Plaintiff and defendant Standard Oil Company of California, Western Operations, Inc., entered into a "dealer lease" and "three-party dealer supply contract" dated August 7, 1972, covering plaintiff's operation of a Chevron service station at Willcox. Both agreements were for a term ending August 15, 1977, and made no provision for renewal. By letter dated June 28, 1977, plaintiff was notified that the agreements would not be renewed. Thereafter he commenced this action seeking compensatory and punitive damages for violations of the Petroleum Products Franchises Act, which imposes limitations on the power of terminating or failing to renew franchise agreements and establishes requirements regarding repurchase of merchandise on termination. Besides Standard, defendants are Chevron U.S.A. Inc. and Mr. and Mrs. Don Nelson. Chevron is joined as an affiliate of or successor to Standard, and Nelson is designated in the complaint as Standard's authorized agent.[1] Defendants filed a motion for summary judgment which was granted "on the basis that the Petroleum [Products] Franchise Act does not govern the Lease and Contract involved in this action."
The rights and obligations of the parties vested on the date the agreements were executed. The law in force at that time formed a part of each contract. Foltz v. Noon, 16 Ariz. 410, 146 P. 510 (1915). The Petroleum Products Franchises Act became effective some two years later on August 9, 1974. Its application would burden the contracts with new obligations that did not exist at the time they were executed, thereby violating the Arizona Constitution, Article 2, Section 25. Foltz v. Noon, supra; see also Kresos v. White, 47 Ariz. 175, 54 P.2d 800 (1936).
We are unable to agree with plaintiff that the statute may be given retroactive effect because the impairment of the *210 parties' contract is minimal and thus of no constitutional significance. Cf. Allied Structural Steel Co. v. Spannaus, 438 U.S. 234, 98 S. Ct. 2716, 57 L. Ed. 2d 727 (1978). The statutory violations alleged in the complaint are "failure to renew ... in bad faith ..., without good cause, and in addition, even had such termination not been in bad faith and without good cause, ... in an attempt to impose unreasonable performance standards, under the circumstances...." Limitations requiring good faith and good cause for termination and reasonable performance standards are not an insubstantial burden on a contract without such obligations. Neither is the requirement in § 44-1558 that a petroleum products distributor make a good faith offer to repurchase certain products from the dealer in the event of termination, cancellation, or failure to renew a franchise agreement.

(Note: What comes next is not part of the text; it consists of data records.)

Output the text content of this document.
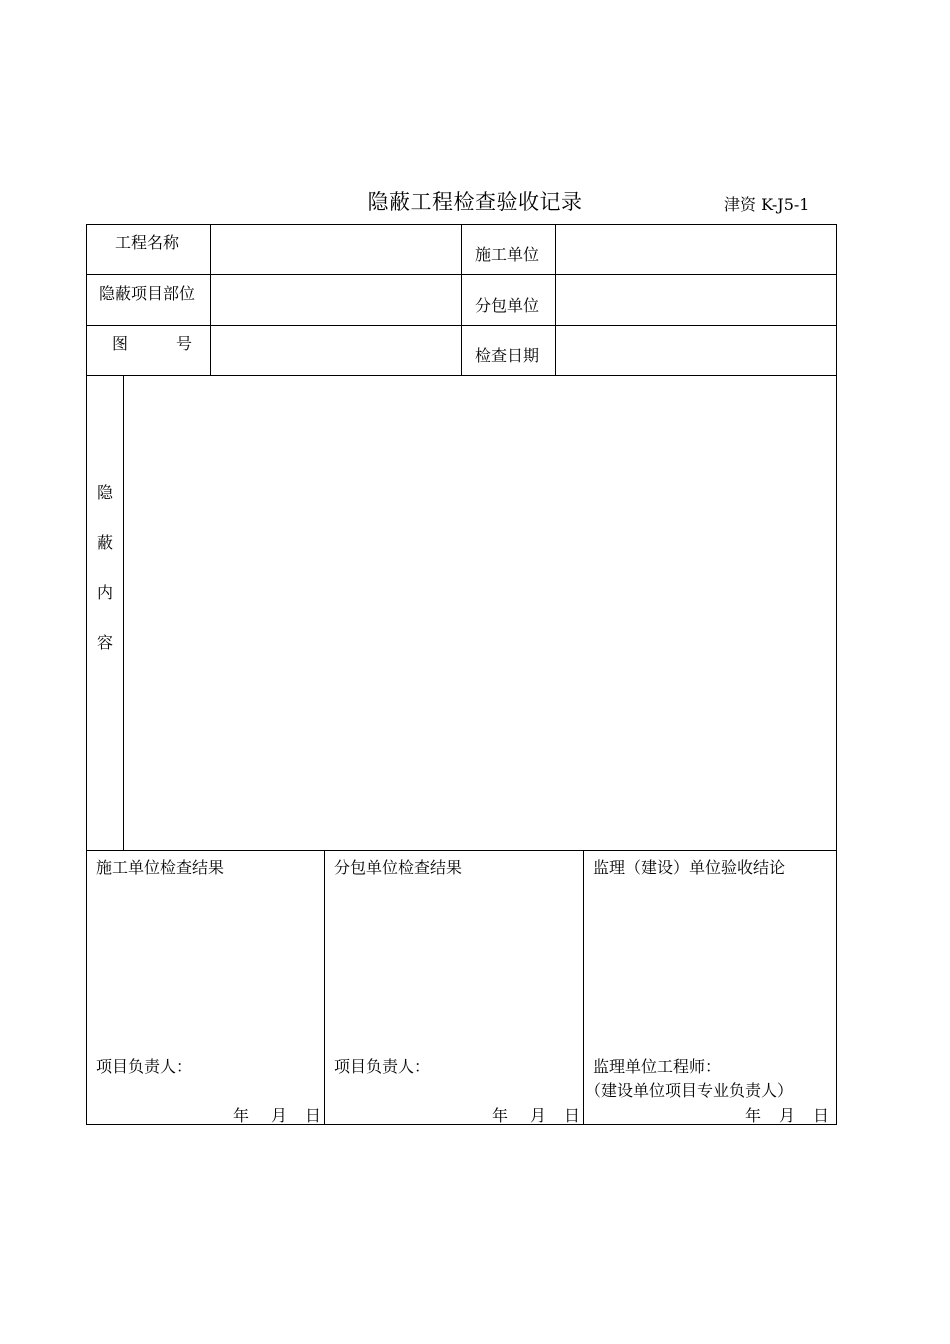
隐蔽工程检查验收记录	津资 K-J5-1
工程名称
施工单位
隐蔽项目部位
分包单位
图　　　号
检查日期
隐
蔽
内
容
施工单位检查结果
项目负责人：
年 月 日
分包单位检查结果
项目负责人：
年 月 日
监理（建设）单位验收结论
监理单位工程师：
（建设单位项目专业负责人）
年 月 日
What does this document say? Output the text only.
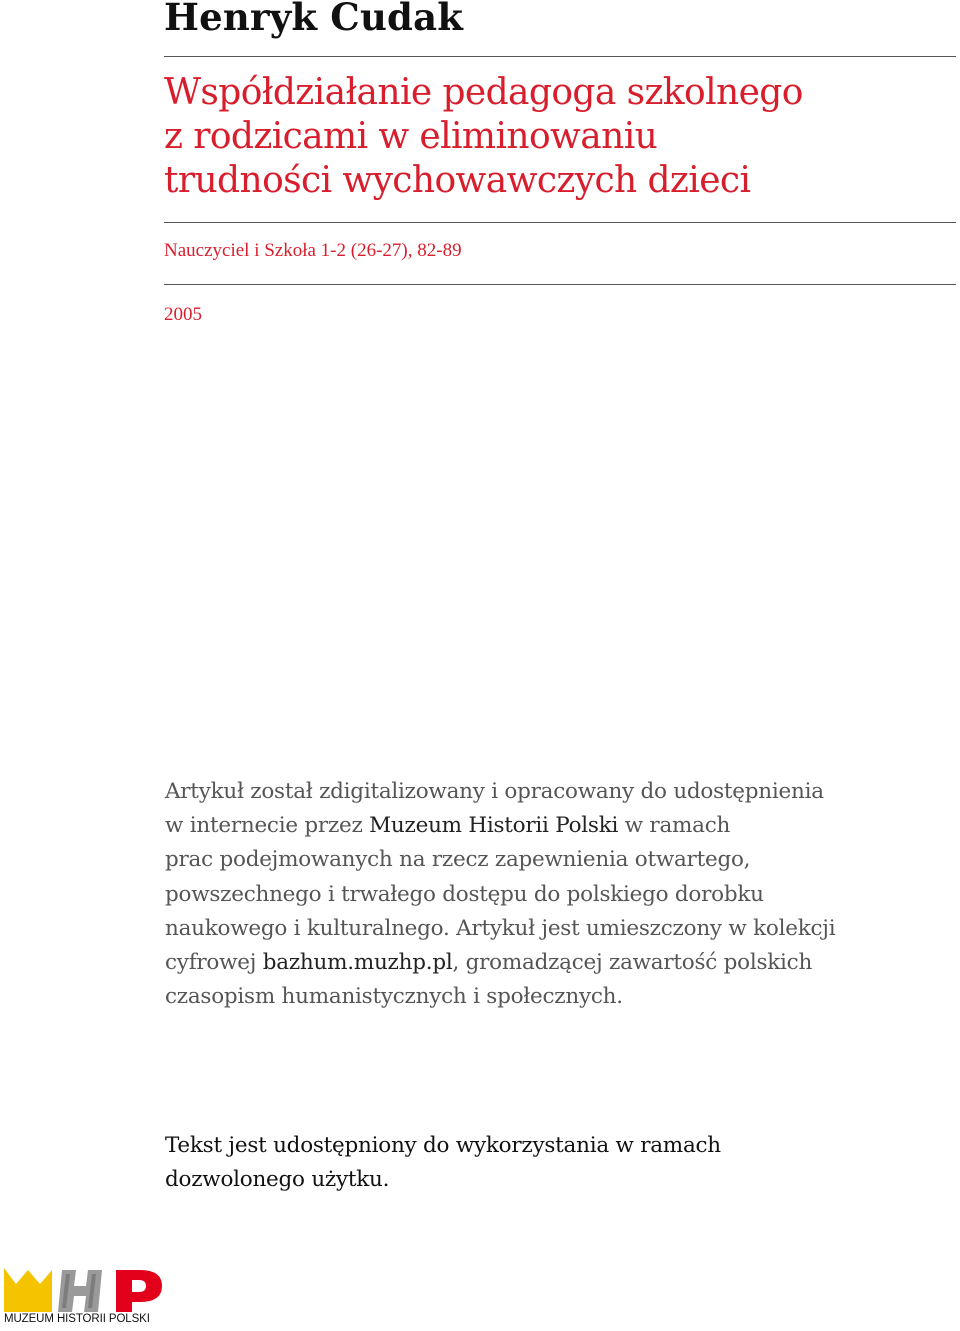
Henryk Cudak
Współdziałanie pedagoga szkolnego
z rodzicami w eliminowaniu
trudności wychowawczych dzieci
Nauczyciel i Szkoła 1-2 (26-27), 82-89
2005
Artykuł został zdigitalizowany i opracowany do udostępnienia
w internecie przez Muzeum Historii Polski w ramach
prac podejmowanych na rzecz zapewnienia otwartego,
powszechnego i trwałego dostępu do polskiego dorobku
naukowego i kulturalnego. Artykuł jest umieszczony w kolekcji
cyfrowej bazhum.muzhp.pl, gromadzącej zawartość polskich
czasopism humanistycznych i społecznych.
Tekst jest udostępniony do wykorzystania w ramach
dozwolonego użytku.
MUZEUM HISTORII POLSKI
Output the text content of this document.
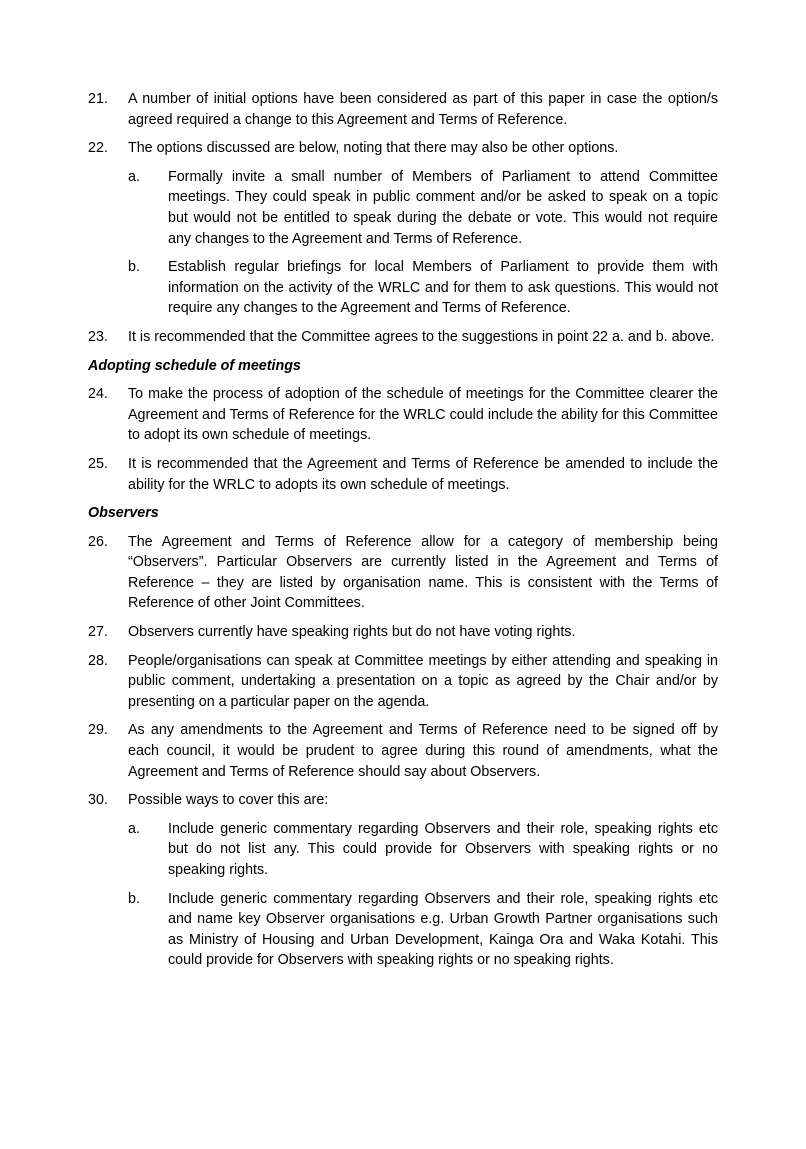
21.	A number of initial options have been considered as part of this paper in case the option/s agreed required a change to this Agreement and Terms of Reference.
22.	The options discussed are below, noting that there may also be other options.
a.	Formally invite a small number of Members of Parliament to attend Committee meetings. They could speak in public comment and/or be asked to speak on a topic but would not be entitled to speak during the debate or vote. This would not require any changes to the Agreement and Terms of Reference.
b.	Establish regular briefings for local Members of Parliament to provide them with information on the activity of the WRLC and for them to ask questions. This would not require any changes to the Agreement and Terms of Reference.
23.	It is recommended that the Committee agrees to the suggestions in point 22 a. and b. above.
Adopting schedule of meetings
24.	To make the process of adoption of the schedule of meetings for the Committee clearer the Agreement and Terms of Reference for the WRLC could include the ability for this Committee to adopt its own schedule of meetings.
25.	It is recommended that the Agreement and Terms of Reference be amended to include the ability for the WRLC to adopts its own schedule of meetings.
Observers
26.	The Agreement and Terms of Reference allow for a category of membership being “Observers”. Particular Observers are currently listed in the Agreement and Terms of Reference – they are listed by organisation name. This is consistent with the Terms of Reference of other Joint Committees.
27.	Observers currently have speaking rights but do not have voting rights.
28.	People/organisations can speak at Committee meetings by either attending and speaking in public comment, undertaking a presentation on a topic as agreed by the Chair and/or by presenting on a particular paper on the agenda.
29.	As any amendments to the Agreement and Terms of Reference need to be signed off by each council, it would be prudent to agree during this round of amendments, what the Agreement and Terms of Reference should say about Observers.
30.	Possible ways to cover this are:
a.	Include generic commentary regarding Observers and their role, speaking rights etc but do not list any. This could provide for Observers with speaking rights or no speaking rights.
b.	Include generic commentary regarding Observers and their role, speaking rights etc and name key Observer organisations e.g. Urban Growth Partner organisations such as Ministry of Housing and Urban Development, Kainga Ora and Waka Kotahi. This could provide for Observers with speaking rights or no speaking rights.
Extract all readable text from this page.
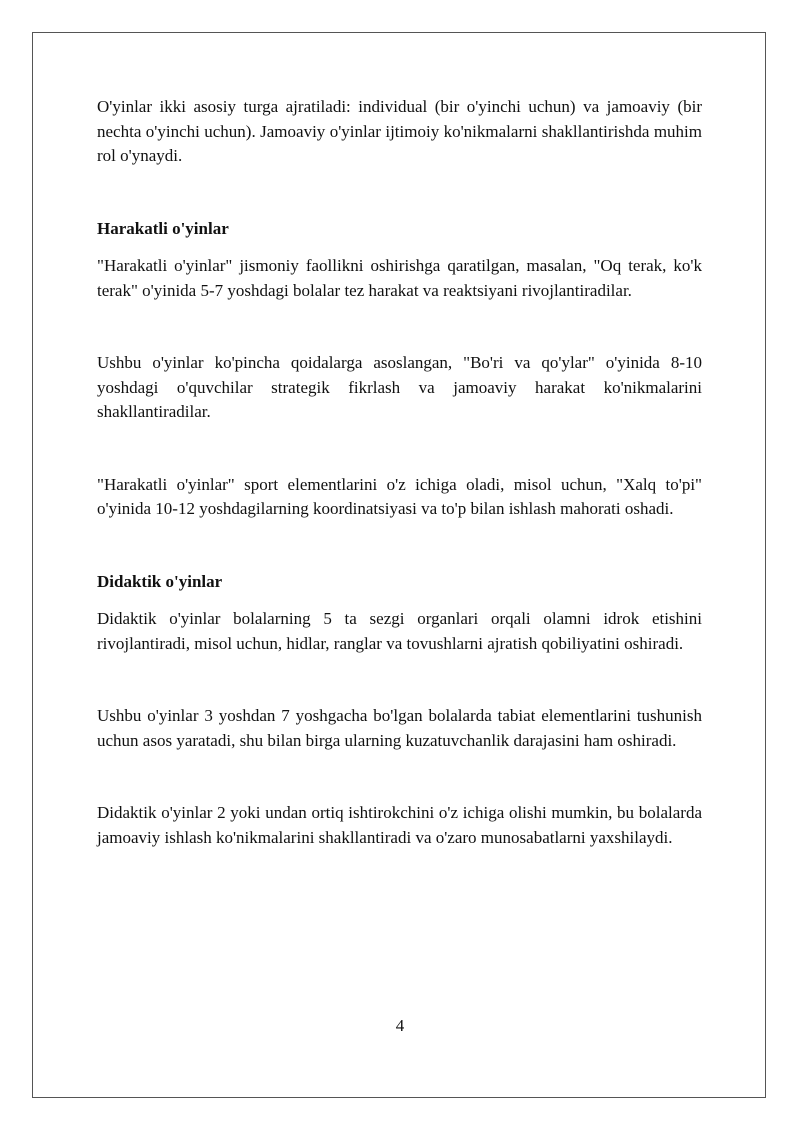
O'yinlar ikki asosiy turga ajratiladi: individual (bir o'yinchi uchun) va jamoaviy (bir nechta o'yinchi uchun). Jamoaviy o'yinlar ijtimoiy ko'nikmalarni shakllantirishda muhim rol o'ynaydi.

Harakatli o'yinlar

"Harakatli o'yinlar" jismoniy faollikni oshirishga qaratilgan, masalan, "Oq terak, ko'k terak" o'yinida 5-7 yoshdagi bolalar tez harakat va reaktsiyani rivojlantiradilar.

Ushbu o'yinlar ko'pincha qoidalarga asoslangan, "Bo'ri va qo'ylar" o'yinida 8-10 yoshdagi o'quvchilar strategik fikrlash va jamoaviy harakat ko'nikmalarini shakllantiradilar.

"Harakatli o'yinlar" sport elementlarini o'z ichiga oladi, misol uchun, "Xalq to'pi" o'yinida 10-12 yoshdagilarning koordinatsiyasi va to'p bilan ishlash mahorati oshadi.

Didaktik o'yinlar

Didaktik o'yinlar bolalarning 5 ta sezgi organlari orqali olamni idrok etishini rivojlantiradi, misol uchun, hidlar, ranglar va tovushlarni ajratish qobiliyatini oshiradi.

Ushbu o'yinlar 3 yoshdan 7 yoshgacha bo'lgan bolalarda tabiat elementlarini tushunish uchun asos yaratadi, shu bilan birga ularning kuzatuvchanlik darajasini ham oshiradi.

Didaktik o'yinlar 2 yoki undan ortiq ishtirokchini o'z ichiga olishi mumkin, bu bolalarda jamoaviy ishlash ko'nikmalarini shakllantiradi va o'zaro munosabatlarni yaxshilaydi.

4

Nor do we find that the circumstances satisfy the criteria for withstanding a contract clause attack that were applied in Home Building and Loan Association v. Blaisdell, 290 U.S. 398, 54 S. Ct. 231, 78 L. Ed. 413 (1934), and recited in Allied Structural Steel, supra, 438 U.S. at 242, 98 S.Ct. at 2721-2, 57 L. Ed. 2d at 735. Factors found to be significant included a declaration in the act itself of an emergency need to protect a basic societal interest, and reasonable conditions tailored to the emergency and limited to its duration. Here, the legislature has not declared in the act itself the existence of such an emergency and the record does not establish one. Prospective application comporting with the contract clauses of both state and federal constitutions should provide the protection for which the law was enacted.
Affirmed.
HOWARD and HATHAWAY, JJ., concur.
NOTES
[1]  We fail to see how the complaint states a claim against the Nelsons upon which relief can be granted even if the act applies to plaintiff's agreements with Standard. The statutory remedies for damages lie between the dealer, in this case plaintiff, and distributor, either Standard or Chevron. A.R.S. § 44-1559.